Abstract

132 Infections are a significant source of morbidity and mortality in lung transplant patients. Recent studies have shown that granulocyte colony stimulating factor (G-CSF) not only increases the absolute number of neutrophils, but that it also may mediate qualitative improvement of neutrophils by enhancing chemotaxis, phagocytosis and increased release of superoxide anions. However, in the transplant community, there is concern that G-CSF may precipitate allograft rejection due to the upregulation of neutrophil function. We evaluated the risks and benefits of G-CSF in two neutropenic and seven non-neutropenic lung transplant patients with serious infections. The average age of these patients was 45 ± 18 years. Five patients had an underlying diagnosis of cystic fibrosis and four patients had a diagnosis of emphysema for which they underwent lung transplantation.

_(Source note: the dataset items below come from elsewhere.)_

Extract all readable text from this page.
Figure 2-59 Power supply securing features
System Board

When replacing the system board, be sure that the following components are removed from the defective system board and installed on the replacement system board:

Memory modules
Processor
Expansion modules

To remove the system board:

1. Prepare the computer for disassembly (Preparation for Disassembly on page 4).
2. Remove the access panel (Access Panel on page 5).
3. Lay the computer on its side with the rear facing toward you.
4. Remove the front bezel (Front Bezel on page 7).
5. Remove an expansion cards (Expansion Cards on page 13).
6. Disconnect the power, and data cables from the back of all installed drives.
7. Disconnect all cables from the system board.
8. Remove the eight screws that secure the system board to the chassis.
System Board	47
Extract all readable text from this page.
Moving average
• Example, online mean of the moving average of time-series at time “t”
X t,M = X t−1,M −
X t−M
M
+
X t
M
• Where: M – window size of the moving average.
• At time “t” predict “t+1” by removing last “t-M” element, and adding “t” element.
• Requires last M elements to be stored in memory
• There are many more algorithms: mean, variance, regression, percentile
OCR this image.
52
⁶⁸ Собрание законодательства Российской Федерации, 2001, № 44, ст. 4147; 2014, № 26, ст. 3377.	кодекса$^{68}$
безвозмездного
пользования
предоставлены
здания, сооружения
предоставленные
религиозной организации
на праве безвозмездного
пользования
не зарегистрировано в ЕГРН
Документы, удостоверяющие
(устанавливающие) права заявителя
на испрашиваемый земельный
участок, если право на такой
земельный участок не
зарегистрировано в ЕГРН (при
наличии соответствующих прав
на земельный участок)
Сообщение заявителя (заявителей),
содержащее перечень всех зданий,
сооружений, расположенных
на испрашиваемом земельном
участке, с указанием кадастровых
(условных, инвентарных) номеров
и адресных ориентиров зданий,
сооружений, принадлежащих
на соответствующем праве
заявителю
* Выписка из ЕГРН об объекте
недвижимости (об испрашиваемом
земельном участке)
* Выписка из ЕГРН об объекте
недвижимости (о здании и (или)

Eight of the patients had pneumonia. The causative organisms included Mucormycosis (1), Aspergillus fumigatus (3), Cytomegalovirus (2) and Burkholderia Cepacia (2). One patient had a central nervous system infection with Aspergillus fumigatus. The average duration of G-CSF administration was 17 ± 13 days. The average absolute neutrophil count was 7,000 ± 8,000/mm3, which increased to 10,000 ± 12,000/mm3 after G-CSF administration. There were no episodes of rejection temporally related to G-CSF administration. Four patients (one neutropenic patient and three non-neutropenic patients) died during G-CSF administration due to overwhelming infection. We conclude that G-CSF does not induce acute rejection in lung transplant patients and may provide added benefit in the treatment of infections. These results suggest that a randomized controlled trial is necessary to assess the benefit of G-CSF in infected non-neutropenic patients and to elucidate the mechanism of this presumed benefit.